Supostas Irregularidades em Licitação da Saúde
O prefeito de Mossoró, Allyson Bezerra, do União Brasil, se tornou o alvo de uma denúncia formalizada no Tribunal de Contas do Estado do Rio Grande do Norte (TCE-RN). O caso, que ganhou destaque no jornal Diário do RN, envolve alegações de irregularidades em um processo licitatório da Secretaria Municipal de Saúde.
A representação, que gira em torno do Pregão Eletrônico nº 07/2025, visa a contratação de serviços de engenharia clínica e manutenção de equipamentos médicos e hospitalares que são utilizados na rede municipal de saúde. Segundo a empresa TM Soluções Integradas EIRELI, responsável pela denúncia, houveram indícios de favorecimento à companhia STIBIO Soluções Tecnológicas Biomédicas Ltda. O documento enviado ao tribunal alega que várias empresas, incluindo a própria denunciante, foram desclassificadas sob justificativas que não estariam claramente previstas no edital.
De acordo com a denúncia, a condução desse processo licitatório demonstrou um “excesso de formalismo e tecnicidade”, além de indícios de direcionamento no processo. Esses fatores levantam preocupações sobre a lisura do procedimento e a efetividade da concorrência no setor público.
Solicitação de Investigação e Suspensão da Licitação
Na representação ao TCE, a empresa requer que o tribunal analise a denúncia e que uma medida cautelar seja concedida para suspender a licitação e quaisquer contratos resultantes do pregão.

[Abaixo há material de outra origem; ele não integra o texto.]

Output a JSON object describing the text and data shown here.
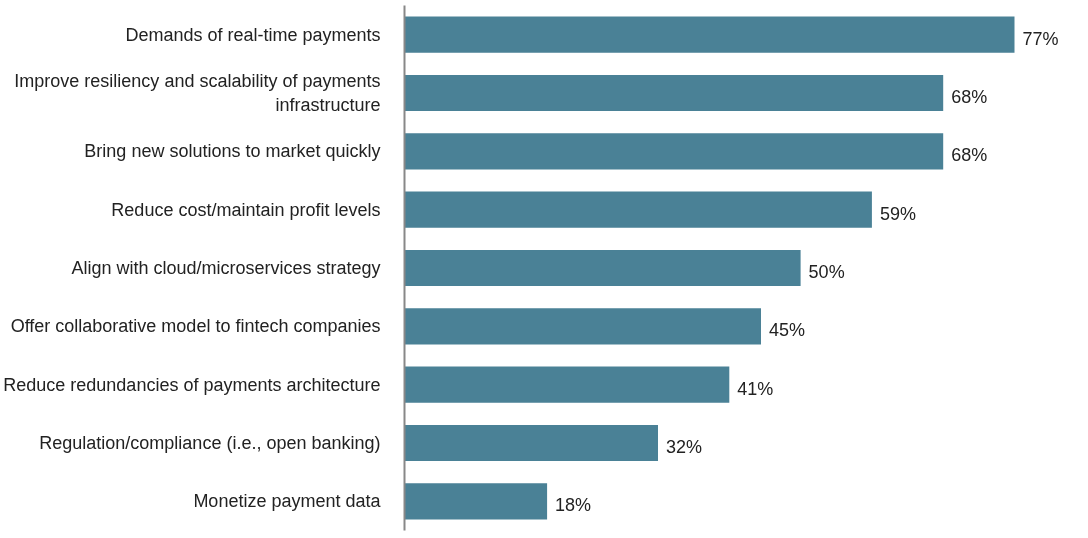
{
  "chart_data": {
    "type": "bar",
    "orientation": "horizontal",
    "categories": [
      "Demands of real-time payments",
      "Improve resiliency and scalability of payments infrastructure",
      "Bring new solutions to market quickly",
      "Reduce cost/maintain profit levels",
      "Align with cloud/microservices strategy",
      "Offer collaborative model to fintech companies",
      "Reduce redundancies of payments architecture",
      "Regulation/compliance (i.e., open banking)",
      "Monetize payment data"
    ],
    "values": [
      77,
      68,
      68,
      59,
      50,
      45,
      41,
      32,
      18
    ],
    "value_labels": [
      "77%",
      "68%",
      "68%",
      "59%",
      "50%",
      "45%",
      "41%",
      "32%",
      "18%"
    ],
    "color": "#4a8196"
  }
}
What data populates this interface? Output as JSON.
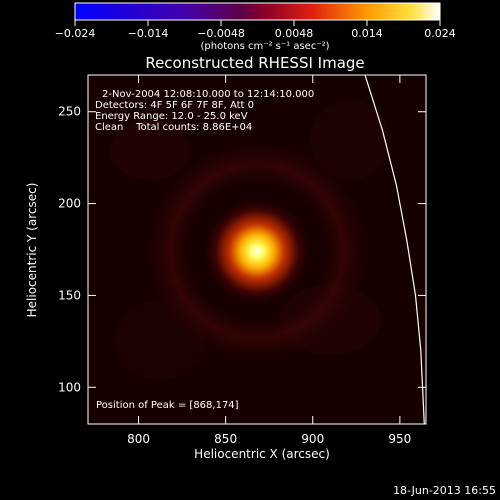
{
  "colorbar": {
    "ticks": [
      "−0.024",
      "−0.014",
      "−0.0048",
      "0.0048",
      "0.014",
      "0.024"
    ],
    "unit_label": "(photons cm⁻² s⁻¹ asec⁻²)"
  },
  "annotations": {
    "date_range": "2-Nov-2004 12:08:10.000 to 12:14:10.000",
    "detectors": "Detectors: 4F 5F 6F 7F 8F, Att 0",
    "energy": "Energy Range: 12.0 - 25.0 keV",
    "clean": "Clean    Total counts: 8.86E+04",
    "peak": "Position of Peak = [868,174]"
  },
  "timestamp": "18-Jun-2013 16:55",
  "colors": {
    "background": "#000000",
    "text": "#ffffff"
  },
  "chart_data": {
    "type": "heatmap",
    "title": "Reconstructed RHESSI Image",
    "xlabel": "Heliocentric X (arcsec)",
    "ylabel": "Heliocentric Y (arcsec)",
    "xlim": [
      771,
      965
    ],
    "ylim": [
      80,
      270
    ],
    "xticks": [
      800,
      850,
      900,
      950
    ],
    "yticks": [
      100,
      150,
      200,
      250
    ],
    "colormap_range": [
      -0.024,
      0.024
    ],
    "colormap": "hot (blue-purple-red-yellow-white)",
    "peak": {
      "x": 868,
      "y": 174
    },
    "limb_curve": [
      [
        930,
        270
      ],
      [
        940,
        240
      ],
      [
        948,
        210
      ],
      [
        954,
        180
      ],
      [
        959,
        150
      ],
      [
        962,
        120
      ],
      [
        964,
        80
      ]
    ]
  }
}
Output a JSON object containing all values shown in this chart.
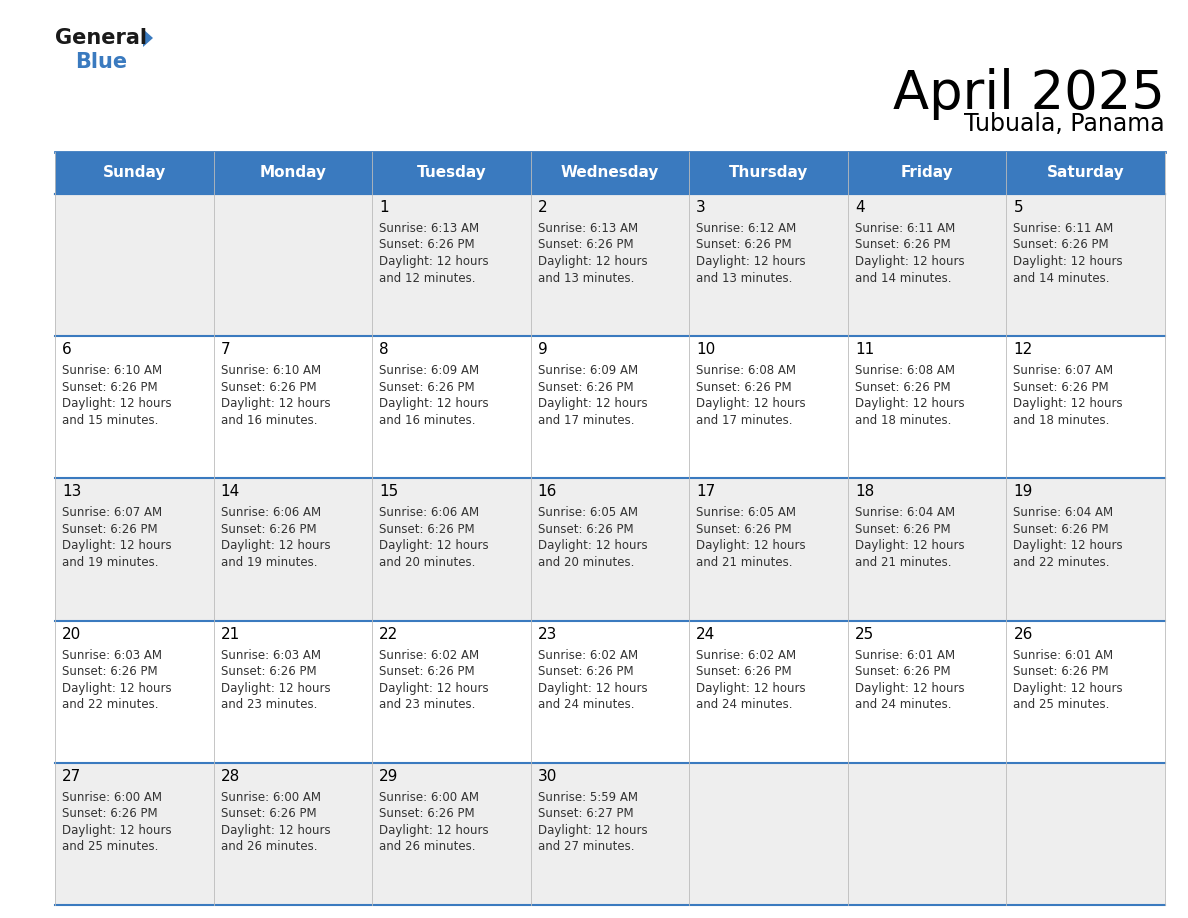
{
  "title": "April 2025",
  "subtitle": "Tubuala, Panama",
  "header_color": "#3a7abf",
  "header_text_color": "#ffffff",
  "cell_bg_even": "#eeeeee",
  "cell_bg_odd": "#ffffff",
  "border_color": "#3a7abf",
  "text_color": "#222222",
  "info_color": "#333333",
  "day_names": [
    "Sunday",
    "Monday",
    "Tuesday",
    "Wednesday",
    "Thursday",
    "Friday",
    "Saturday"
  ],
  "weeks": [
    [
      {
        "day": null,
        "sunrise": null,
        "sunset": null,
        "daylight_hours": null,
        "daylight_minutes": null
      },
      {
        "day": null,
        "sunrise": null,
        "sunset": null,
        "daylight_hours": null,
        "daylight_minutes": null
      },
      {
        "day": 1,
        "sunrise": "6:13 AM",
        "sunset": "6:26 PM",
        "daylight_hours": 12,
        "daylight_minutes": 12
      },
      {
        "day": 2,
        "sunrise": "6:13 AM",
        "sunset": "6:26 PM",
        "daylight_hours": 12,
        "daylight_minutes": 13
      },
      {
        "day": 3,
        "sunrise": "6:12 AM",
        "sunset": "6:26 PM",
        "daylight_hours": 12,
        "daylight_minutes": 13
      },
      {
        "day": 4,
        "sunrise": "6:11 AM",
        "sunset": "6:26 PM",
        "daylight_hours": 12,
        "daylight_minutes": 14
      },
      {
        "day": 5,
        "sunrise": "6:11 AM",
        "sunset": "6:26 PM",
        "daylight_hours": 12,
        "daylight_minutes": 14
      }
    ],
    [
      {
        "day": 6,
        "sunrise": "6:10 AM",
        "sunset": "6:26 PM",
        "daylight_hours": 12,
        "daylight_minutes": 15
      },
      {
        "day": 7,
        "sunrise": "6:10 AM",
        "sunset": "6:26 PM",
        "daylight_hours": 12,
        "daylight_minutes": 16
      },
      {
        "day": 8,
        "sunrise": "6:09 AM",
        "sunset": "6:26 PM",
        "daylight_hours": 12,
        "daylight_minutes": 16
      },
      {
        "day": 9,
        "sunrise": "6:09 AM",
        "sunset": "6:26 PM",
        "daylight_hours": 12,
        "daylight_minutes": 17
      },
      {
        "day": 10,
        "sunrise": "6:08 AM",
        "sunset": "6:26 PM",
        "daylight_hours": 12,
        "daylight_minutes": 17
      },
      {
        "day": 11,
        "sunrise": "6:08 AM",
        "sunset": "6:26 PM",
        "daylight_hours": 12,
        "daylight_minutes": 18
      },
      {
        "day": 12,
        "sunrise": "6:07 AM",
        "sunset": "6:26 PM",
        "daylight_hours": 12,
        "daylight_minutes": 18
      }
    ],
    [
      {
        "day": 13,
        "sunrise": "6:07 AM",
        "sunset": "6:26 PM",
        "daylight_hours": 12,
        "daylight_minutes": 19
      },
      {
        "day": 14,
        "sunrise": "6:06 AM",
        "sunset": "6:26 PM",
        "daylight_hours": 12,
        "daylight_minutes": 19
      },
      {
        "day": 15,
        "sunrise": "6:06 AM",
        "sunset": "6:26 PM",
        "daylight_hours": 12,
        "daylight_minutes": 20
      },
      {
        "day": 16,
        "sunrise": "6:05 AM",
        "sunset": "6:26 PM",
        "daylight_hours": 12,
        "daylight_minutes": 20
      },
      {
        "day": 17,
        "sunrise": "6:05 AM",
        "sunset": "6:26 PM",
        "daylight_hours": 12,
        "daylight_minutes": 21
      },
      {
        "day": 18,
        "sunrise": "6:04 AM",
        "sunset": "6:26 PM",
        "daylight_hours": 12,
        "daylight_minutes": 21
      },
      {
        "day": 19,
        "sunrise": "6:04 AM",
        "sunset": "6:26 PM",
        "daylight_hours": 12,
        "daylight_minutes": 22
      }
    ],
    [
      {
        "day": 20,
        "sunrise": "6:03 AM",
        "sunset": "6:26 PM",
        "daylight_hours": 12,
        "daylight_minutes": 22
      },
      {
        "day": 21,
        "sunrise": "6:03 AM",
        "sunset": "6:26 PM",
        "daylight_hours": 12,
        "daylight_minutes": 23
      },
      {
        "day": 22,
        "sunrise": "6:02 AM",
        "sunset": "6:26 PM",
        "daylight_hours": 12,
        "daylight_minutes": 23
      },
      {
        "day": 23,
        "sunrise": "6:02 AM",
        "sunset": "6:26 PM",
        "daylight_hours": 12,
        "daylight_minutes": 24
      },
      {
        "day": 24,
        "sunrise": "6:02 AM",
        "sunset": "6:26 PM",
        "daylight_hours": 12,
        "daylight_minutes": 24
      },
      {
        "day": 25,
        "sunrise": "6:01 AM",
        "sunset": "6:26 PM",
        "daylight_hours": 12,
        "daylight_minutes": 24
      },
      {
        "day": 26,
        "sunrise": "6:01 AM",
        "sunset": "6:26 PM",
        "daylight_hours": 12,
        "daylight_minutes": 25
      }
    ],
    [
      {
        "day": 27,
        "sunrise": "6:00 AM",
        "sunset": "6:26 PM",
        "daylight_hours": 12,
        "daylight_minutes": 25
      },
      {
        "day": 28,
        "sunrise": "6:00 AM",
        "sunset": "6:26 PM",
        "daylight_hours": 12,
        "daylight_minutes": 26
      },
      {
        "day": 29,
        "sunrise": "6:00 AM",
        "sunset": "6:26 PM",
        "daylight_hours": 12,
        "daylight_minutes": 26
      },
      {
        "day": 30,
        "sunrise": "5:59 AM",
        "sunset": "6:27 PM",
        "daylight_hours": 12,
        "daylight_minutes": 27
      },
      {
        "day": null,
        "sunrise": null,
        "sunset": null,
        "daylight_hours": null,
        "daylight_minutes": null
      },
      {
        "day": null,
        "sunrise": null,
        "sunset": null,
        "daylight_hours": null,
        "daylight_minutes": null
      },
      {
        "day": null,
        "sunrise": null,
        "sunset": null,
        "daylight_hours": null,
        "daylight_minutes": null
      }
    ]
  ],
  "logo_general_color": "#1a1a1a",
  "logo_blue_color": "#3a7abf",
  "logo_arrow_color": "#3a7abf"
}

Isso visa evitar danos potenciais aos cofres públicos enquanto o caso é examinado.
Entre as principais solicitações apresentadas, estão:
- Suspensão imediata da licitação e de qualquer contrato relacionado ao processo;
- Cancelamento do Pregão Eletrônico nº 07/2025, caso irregularidades sejam confirmadas;
- Punição administrativa do prefeito e dos membros da Comissão Permanente de Licitação, se houver comprovação de direcionamento;
- Encaminhamento das evidências ao Ministério Público e ao Grupo de Atuação Especial de Combate ao Crime Organizado (Gaeco) para a análise de possíveis responsabilidades criminais.
Em um despacho datado de 28 de janeiro de 2026, o conselheiro Antonio Gilberto de Oliveira Jales considerou que a denúncia cumpre os requisitos formais necessários, determinando que o caso seja enviado para uma análise preliminar pela Diretoria de Controle de Contas de Gestão e Execução da Despesa Pública do TCE.
Fase de Apuração e Possíveis Consequências
Atualmente, o caso ainda está na fase inicial de investigação, e não há uma decisão definitiva sobre a existência de irregularidades. O tribunal tem a capacidade de determinar a suspensão cautelar do pregão e dos contratos vinculados até que a análise seja concluída.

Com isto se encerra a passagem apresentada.